Now, the main change from the previous version is how the tx, ty, tw, th, and tc values, as well as classes_raw, are obtained. Instead of reading separate values corresponding to a single box within a single cell, we obtain an array with all corresponding values in a single step. This supports the following "single step" array operations, which make all the calculations extremely efficient, especially when executed on a chip optimized for array calculations, such as GPU or Neural Engine.

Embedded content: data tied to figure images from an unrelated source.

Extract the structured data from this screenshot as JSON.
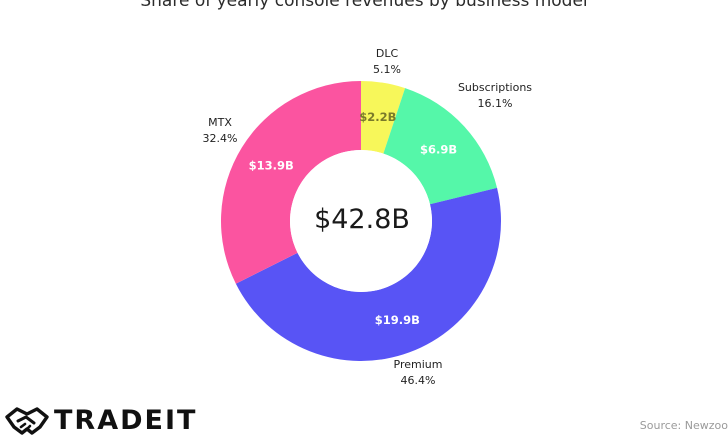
{
  "chart_data": {
    "type": "pie",
    "title": "Share of yearly console revenues by business model",
    "center_label": "$42.8B",
    "donut": true,
    "slices": [
      {
        "name": "DLC",
        "percent_label": "5.1%",
        "percent": 5.1,
        "value_label": "$2.2B",
        "value": 2.2,
        "color": "#f7f75a",
        "value_color": "#7a7a2a"
      },
      {
        "name": "Subscriptions",
        "percent_label": "16.1%",
        "percent": 16.1,
        "value_label": "$6.9B",
        "value": 6.9,
        "color": "#55f7a9",
        "value_color": "#ffffff"
      },
      {
        "name": "Premium",
        "percent_label": "46.4%",
        "percent": 46.4,
        "value_label": "$19.9B",
        "value": 19.9,
        "color": "#5854f5",
        "value_color": "#ffffff"
      },
      {
        "name": "MTX",
        "percent_label": "32.4%",
        "percent": 32.4,
        "value_label": "$13.9B",
        "value": 13.9,
        "color": "#fb54a0",
        "value_color": "#ffffff"
      }
    ]
  },
  "branding": {
    "logo_text": "TRADEIT",
    "logo_icon": "handshake-icon"
  },
  "source": "Source: Newzoo"
}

decoded_preds_vec = decode_preds_vec(preds)
annotate_image(image, decoded_preds_vec)

Here is another example.

Next Steps

We now got the same results as in the previous, loop-based solution. It makes us ready to include detection decoding directly in the Core ML model. This eventually will allow us to use the object detection features of the Vision framework, which significantly simplifies the Swift code of the iOS application.